AWS typo gaffe isn't the first, or last in technology

History is littered with typo miscues that led to major tech outages, mixups and lots of losses.


Amazon Web Services outlined its post mortem on its S3 outage and the cause boils down to one word: Typo. A typo?!? That's crazy right? Not really. In fact, typos plague software, code and have cost companies billions of dollars.

The cloud giant offered the following when explaining its outage.

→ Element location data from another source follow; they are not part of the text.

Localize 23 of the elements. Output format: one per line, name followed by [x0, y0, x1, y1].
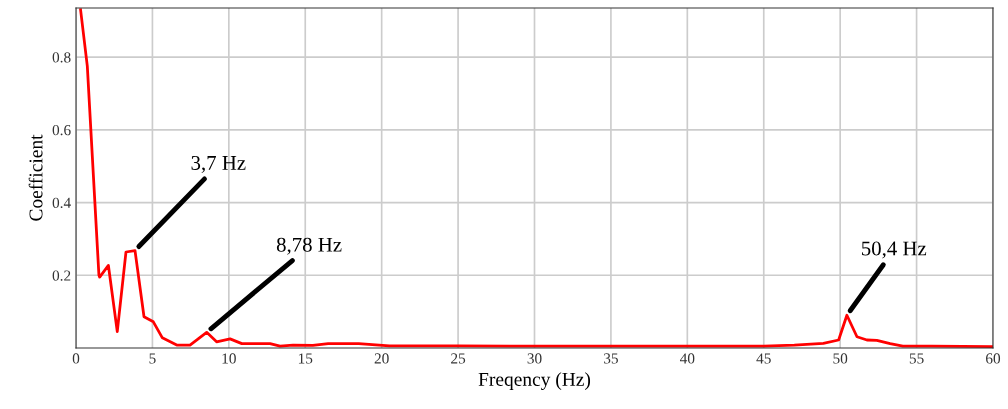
y-tick-label: 0.6	[52, 124, 71, 136]
y-tick-label: 0.2	[52, 270, 71, 281]
annotation: 8,78 Hz	[276, 237, 342, 255]
x-tick-label: 10	[222, 353, 236, 364]
x-tick-label: 55	[909, 353, 924, 364]
x-tick-label: 25	[451, 353, 466, 364]
x-tick-label: 15	[298, 353, 313, 364]
x-tick-label: 5	[149, 353, 156, 364]
annotation: 50,4 Hz	[861, 241, 927, 259]
x-tick-label: 20	[374, 353, 389, 364]
x-axis-title: Freqency (Hz)	[478, 372, 591, 390]
x-tick-label: 35	[604, 353, 618, 364]
y-tick-label: 0.8	[52, 52, 71, 63]
x-tick-label: 45	[756, 353, 771, 364]
x-tick-label: 30	[527, 353, 542, 364]
y-axis-title: Coefficient	[28, 134, 43, 221]
y-tick-label: 0.4	[52, 197, 71, 209]
x-tick-label: 0	[72, 353, 80, 364]
x-tick-label: 60	[986, 353, 1001, 364]
annotation: 3,7 Hz	[191, 155, 246, 173]
x-tick-label: 50	[833, 353, 848, 364]
x-tick-label: 40	[679, 353, 695, 364]
line-series	[79, 8, 993, 348]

The Amazon Simple Storage Service (S3) team was debugging an issue causing the S3 billing system to progress more slowly than expected. At 9:37AM PST, an authorized S3 team member using an established playbook executed a command which was intended to remove a small number of servers for one of the S3 subsystems that is used by the S3 billing process. Unfortunately, one of the inputs to the command was entered incorrectly and a larger set of servers was removed than intended.

Folks say misery loves company and the good news for AWS is that the typo club is pretty extensive. Here's a look at some of the pain caused by a simple typo. Consider:

ZCoin, which allows for private financial transactions, had a "typographical error on a single additional character in code (that) allowed an attacker to create Zerocoin spend transactions without a corresponding mint." The attacker created about 370,000 Zcoins and made a profit of about $400,000. Zcoin is similar to Bitcoin in that it's a digital currency based on cryptography.

Back in 2014 the OpenSSL Heartbleed bug was blamed on four bytes, roughly four characters. That typo left much of the Web vulnerable.

In 2013, Fortune recapped the greatest Excel disasters of all time. The common theme? Damn humans added items, changed models and lost billions of dollars. The recap includes J.P. Morgan, which lost $6.2 billion in 2012 with a few bad trades. J.P. Morgan employees added a measure when it should have been averaged.

Turns out typos have been around as long as code. Priceonomics, a site for data junkies, gave a history lesson on NASA's Venus rocket, which exploded in 1962. What happened? One extra hyphen in the code led to the disaster.

It doesn't take long to realize that typos have been around as long as code. We can move onto new technologies, but it's likely that the typo will endure.